Saturday, March 8, 2008

Paul Krugman on rate cuts

Paul Krugman makes a case for lower rates in the US despite the growing fears that it will generate inflation and fuel moral hazard concerns, with a parable.

He writes,"There’s an old joke that Jacob Frenkel, formerly of Chicago and then the Bank of Israel, used to tell to illustrate the fallacy of thinking that you always have to do the opposite of what caused the initial problem. A driver runs over a pedestrian; he looks back, realizes what he’s done. “I’m so sorry,” he says. “Let me fix the damage.” So he backs up, running over the pedestrian a second time.

What we have now is a spending slump. It’s the consequence of easy credit that led to reckless spending in the past — but the problem now is how to sustain spending; trying to encourage austerity at this point will just make things even worse.

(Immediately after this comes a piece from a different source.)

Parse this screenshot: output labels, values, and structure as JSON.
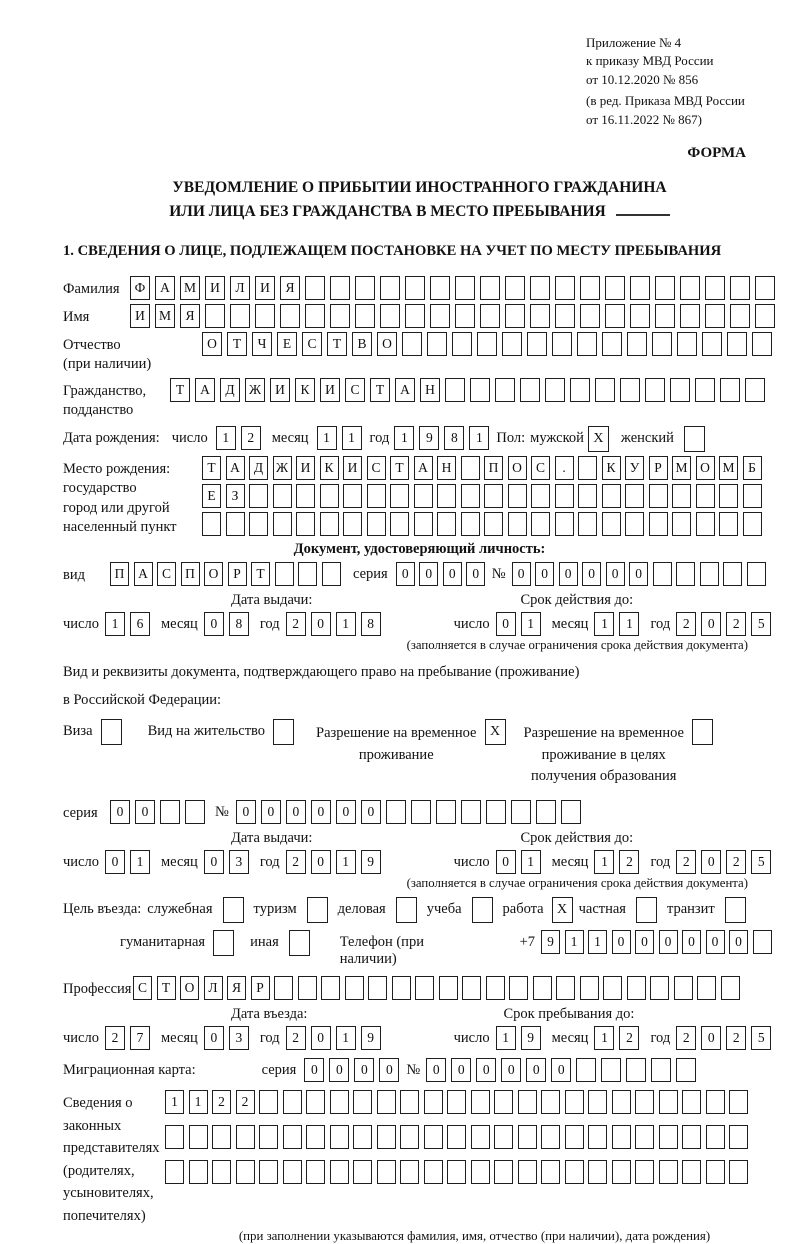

Keep cutting, Ben!"

But the rate cutting prescription can succeed only if it goes hand in hand with tighter regulation of the financial market instruments and participants, especially of banks and institutions like hedge funds and private equity firms, and controls on cross-border capital flows. It should also simultaneously treat the indigestion and paralysis caused by the excesses of irresponsible and greedy borrowers and lenders.

Merely cutting interest rates while ignoring the fundamental problem at hand, is similar to the driver driving away without stopping, at the same speed, leaving the poor victim to succumb to his injuries!